There is a good deal of resignation that this indentured form of life is simply the peasants place in the universe:

“A man can get used to anything, and between one war and another, he has time to make a few children and hand them over to the latifundio.”
However, eventually the seeds of change begin to suggest that even peasants might be entitled to a somewhat better existence and difficulty with the landowners and their military aids dominates the novel.

After nearly 800 years of monarchy, the republic was established in 1910 and some changes begin to happen.

In the third generation Antonio is arrested during a strike of peasant workers. He doesn’t really know how to read more than a few words, but it singled out and charged with being a reader on account of his minor ability of reading and writing. He is ordered to write all he knows of the peasant movement and he tells the guards what is almost true – he can’t read or write. The guards respond:

“You know enough for our purposes . . . we chose you because you know how to read and write, if you don’t like it, tough, you shouldn’t have learned, now you’re going to regret not having stayed as stupid as you were born.”

Chapter by chapter these are marvelous tales. The story as a whole isn’t great or gripping, but the telling itself is exquisite. Saramago includes many short little conversations about the story with the reader. He is using the same tactic of chatting with the reader which he will do much more in later fiction.

Many of the chapters, most of about 10-20 pages long, are like separate simply brilliantly written chapters about everyday matters in the villages and on the latifundio. In this novel all are centered in the life of very poor hands on the farms.

Late in the novel when Jaoa is dying, his wife of so many years, Faustina, cares for him. Saramago’s description of this loving wife carrying for her husband to his death was, for me, deeply touching:

“Faustina sleeps on top of the chest, at her insistence, so that her husband can have the double bed to himself, and there is no danger that she will forget her duties, you can see her eyes shining in the night, catching either the gleam of the dying fire or the glow from the oil lamp, perhaps her eyes shining so brightly as a compensation for being deaf.

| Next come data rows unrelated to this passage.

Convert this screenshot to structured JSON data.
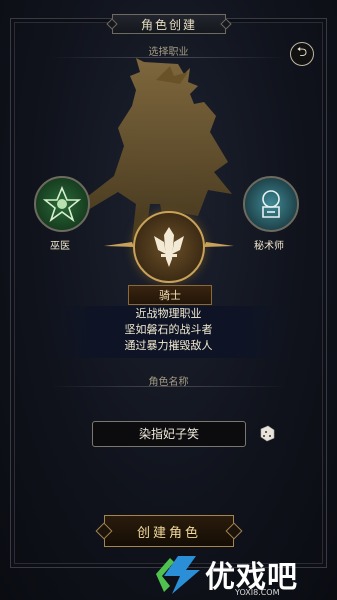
{
  "header": {
    "title": "角色创建"
  },
  "select_class": {
    "label": "选择职业"
  },
  "classes": [
    {
      "name": "巫医",
      "icon": "witch-doctor-emblem-icon",
      "color": "#3a8a4a"
    },
    {
      "name": "骑士",
      "icon": "knight-emblem-icon",
      "color": "#c9a25a"
    },
    {
      "name": "秘术师",
      "icon": "arcanist-emblem-icon",
      "color": "#4a8a96"
    }
  ],
  "selected_class": {
    "name": "骑士",
    "description": [
      "近战物理职业",
      "坚如磐石的战斗者",
      "通过暴力摧毁敌人"
    ]
  },
  "role_name": {
    "label": "角色名称",
    "value": "染指妃子笑"
  },
  "create_button": {
    "label": "创建角色"
  },
  "watermark": {
    "text": "优戏吧",
    "sub": "YOXI8.COM"
  }
}
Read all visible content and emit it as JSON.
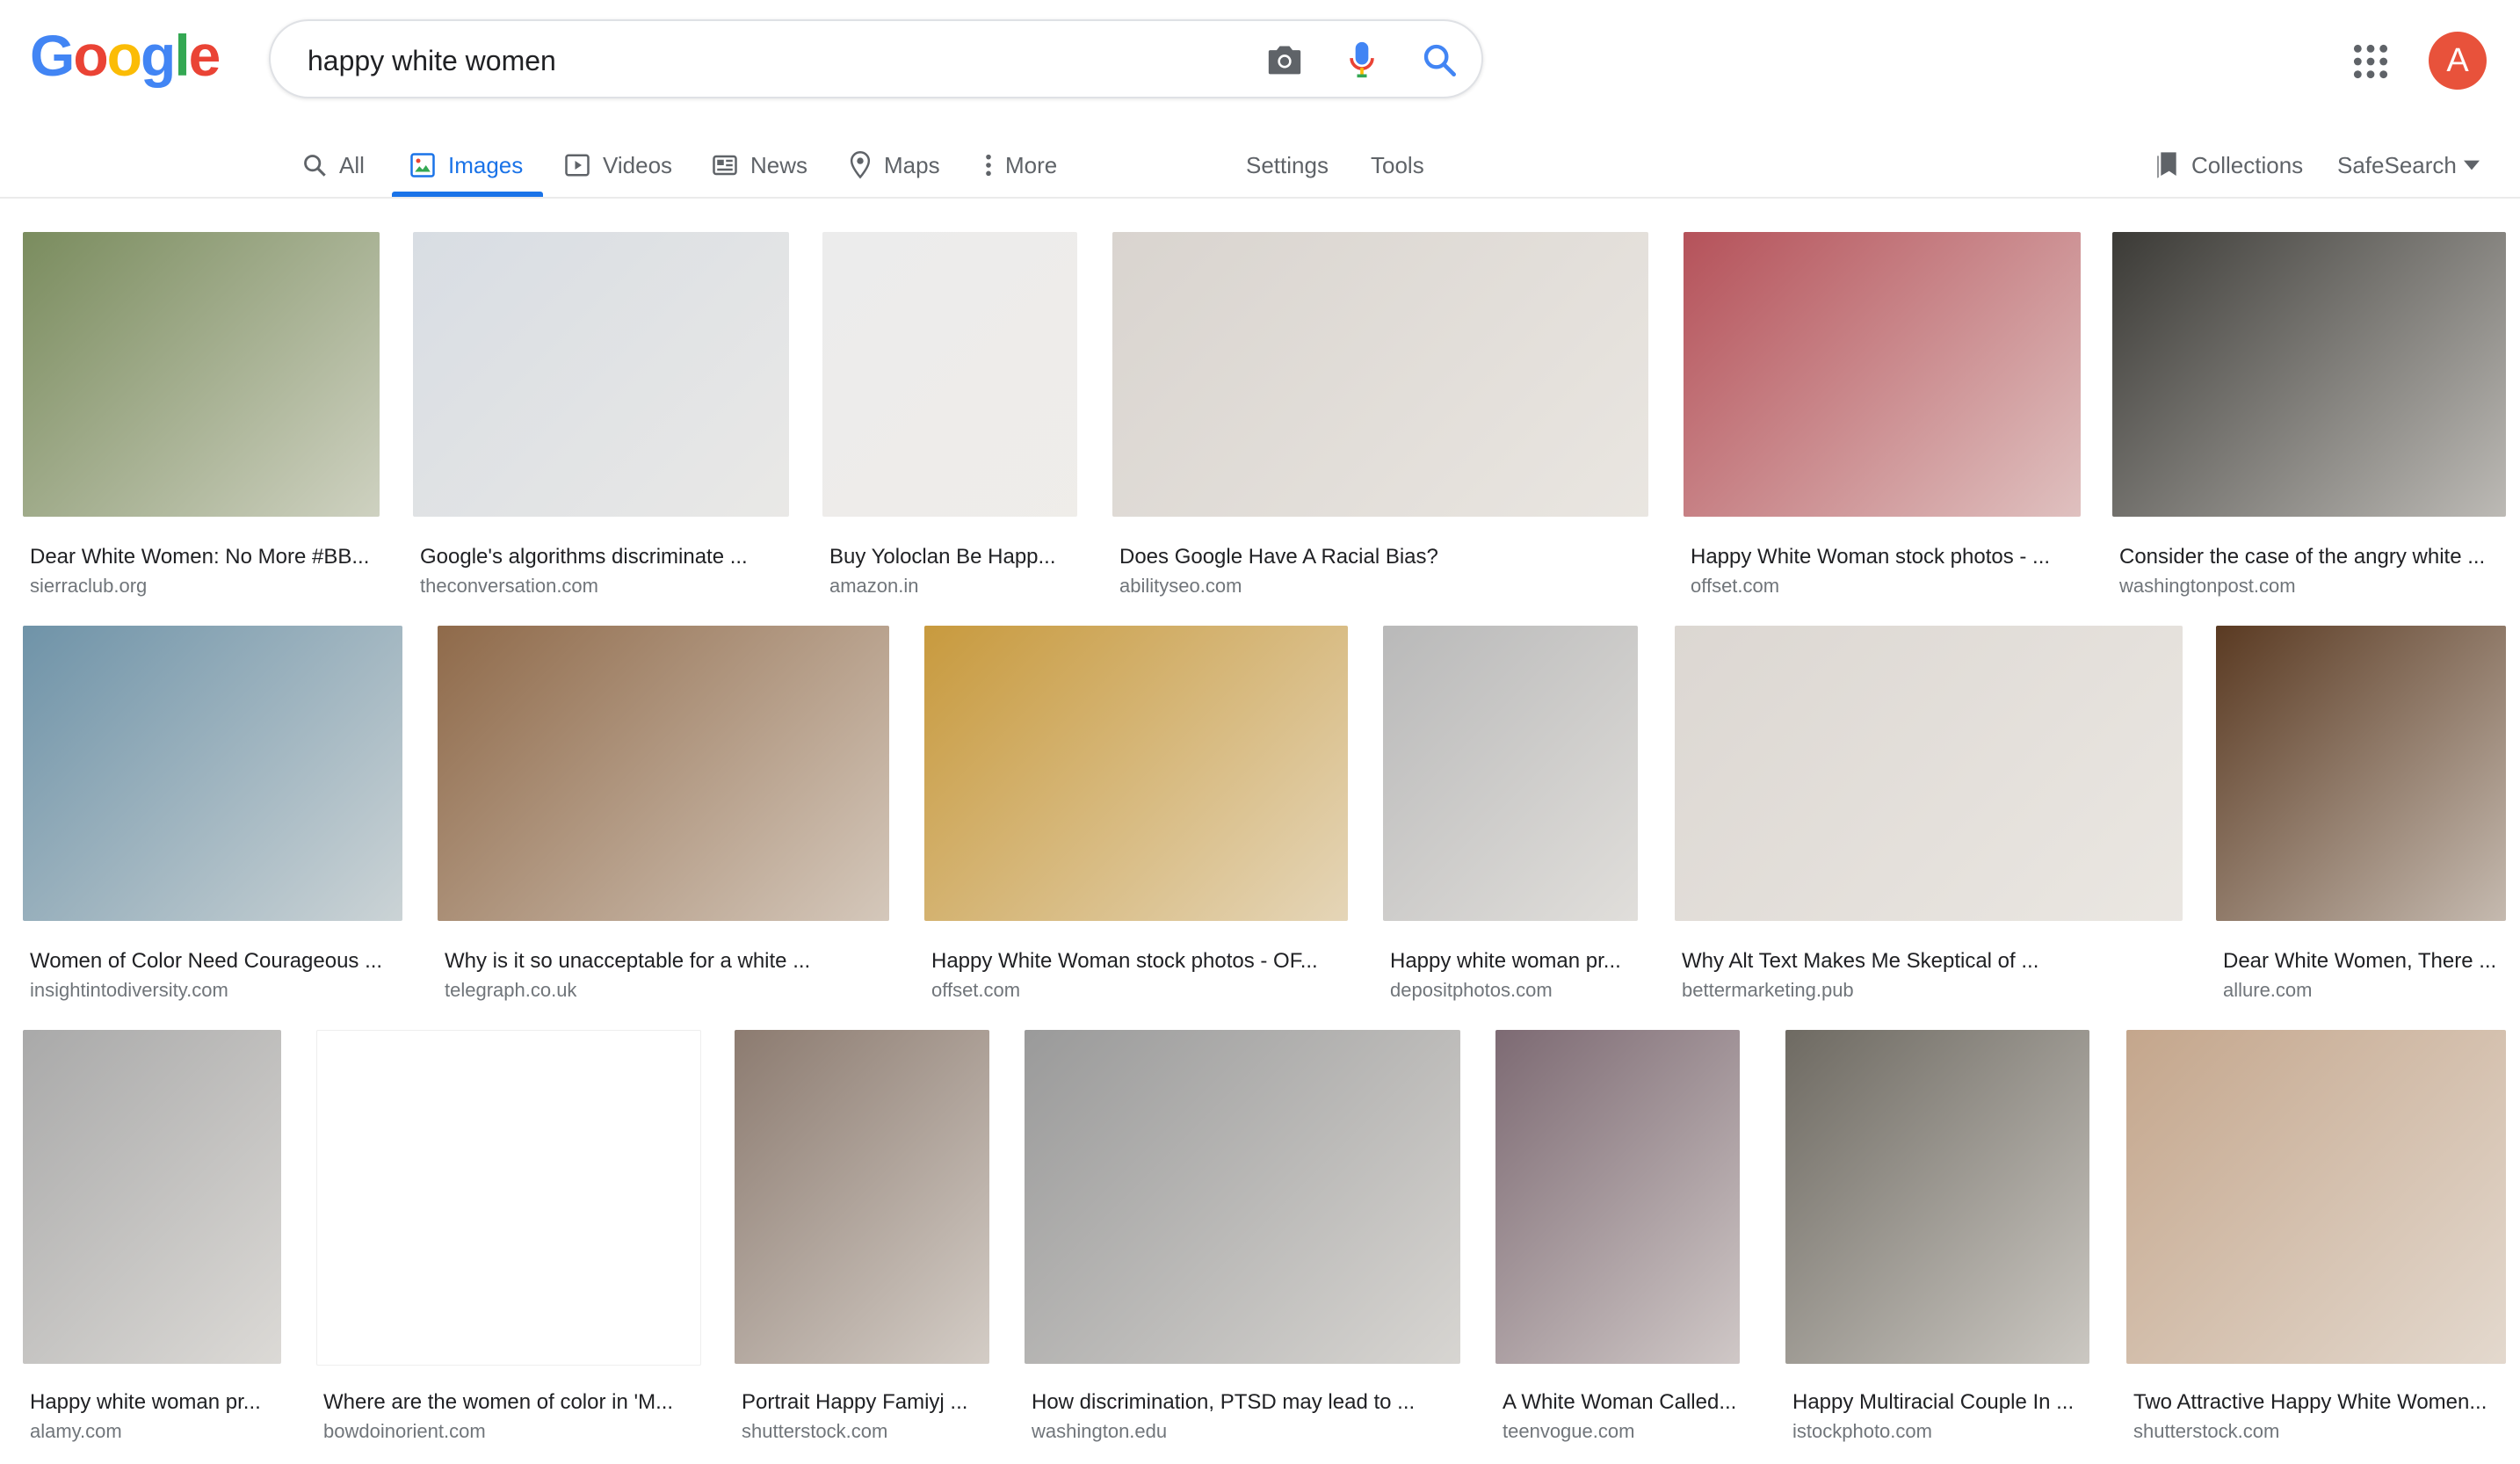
{
  "search": {
    "query": "happy white women"
  },
  "logo": {
    "letters": [
      "G",
      "o",
      "o",
      "g",
      "l",
      "e"
    ],
    "colors": [
      "#4285f4",
      "#ea4335",
      "#fbbc05",
      "#4285f4",
      "#34a853",
      "#ea4335"
    ]
  },
  "user": {
    "initial": "A",
    "color": "#e8523b"
  },
  "tabs": {
    "all": "All",
    "images": "Images",
    "videos": "Videos",
    "news": "News",
    "maps": "Maps",
    "more": "More",
    "settings": "Settings",
    "tools": "Tools",
    "collections": "Collections",
    "safesearch": "SafeSearch"
  },
  "results": [
    {
      "title": "Dear White Women: No More #BB...",
      "source": "sierraclub.org",
      "color": "#7a8c5e"
    },
    {
      "title": "Google's algorithms discriminate ...",
      "source": "theconversation.com",
      "color": "#d8dde3"
    },
    {
      "title": "Buy Yoloclan Be Happ...",
      "source": "amazon.in",
      "color": "#ececec"
    },
    {
      "title": "Does Google Have A Racial Bias?",
      "source": "abilityseo.com",
      "color": "#d9d4cf"
    },
    {
      "title": "Happy White Woman stock photos - ...",
      "source": "offset.com",
      "color": "#b5525a"
    },
    {
      "title": "Consider the case of the angry white ...",
      "source": "washingtonpost.com",
      "color": "#3b3a36"
    },
    {
      "title": "Women of Color Need Courageous ...",
      "source": "insightintodiversity.com",
      "color": "#6f93a8"
    },
    {
      "title": "Why is it so unacceptable for a white ...",
      "source": "telegraph.co.uk",
      "color": "#8f6a4a"
    },
    {
      "title": "Happy White Woman stock photos - OF...",
      "source": "offset.com",
      "color": "#c89a3e"
    },
    {
      "title": "Happy white woman pr...",
      "source": "depositphotos.com",
      "color": "#b9b9b9"
    },
    {
      "title": "Why Alt Text Makes Me Skeptical of ...",
      "source": "bettermarketing.pub",
      "color": "#dcd7d2"
    },
    {
      "title": "Dear White Women, There ...",
      "source": "allure.com",
      "color": "#5a3a22"
    },
    {
      "title": "Happy white woman pr...",
      "source": "alamy.com",
      "color": "#a9a9a9"
    },
    {
      "title": "Where are the women of color in 'M...",
      "source": "bowdoinorient.com",
      "color": "#ffffff"
    },
    {
      "title": "Portrait Happy Famiyj ...",
      "source": "shutterstock.com",
      "color": "#8c7b70"
    },
    {
      "title": "How discrimination, PTSD may lead to ...",
      "source": "washington.edu",
      "color": "#9a9a9a"
    },
    {
      "title": "A White Woman Called...",
      "source": "teenvogue.com",
      "color": "#7d6a73"
    },
    {
      "title": "Happy Multiracial Couple In ...",
      "source": "istockphoto.com",
      "color": "#6e6a62"
    },
    {
      "title": "Two Attractive Happy White Women...",
      "source": "shutterstock.com",
      "color": "#c4a68c"
    }
  ]
}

But if she falls asleep and Joao Mau-Tempo’s pain becomes such that the cannot bear it alone, there is a piece of string linking his right wrist to his wife’s left wrist, having reached a certain age, they are not going to be separated now, he only has to give the string a tug and Faustina will wake from her lightest of sleeps, get up fully dressed, go over to the bed and in the great silence of her deafness take her husband’s hand in hers and, unable to do anything more, say a few comforting words to him, not everyone can boast of being able to do so much.”

I can’t pretend I got through that passage without a few tears running down my cheek as it does again now as I type the quote.

I only recently discovered this translation and publication of this early novel and it was a great joy for me. I wasn’t sure if any further Saramago novels would appear in English and ordered it the very day I discovered it existed in English. My copy is a pre-publication copy, but I would think it must be published for the public by this time. It is a gripping and sad but gripping reading, often very touching, often making one angry at a period of time when such a large portion of humanity was treated as nothing but sub-humans by a small class of property owners and their thugs.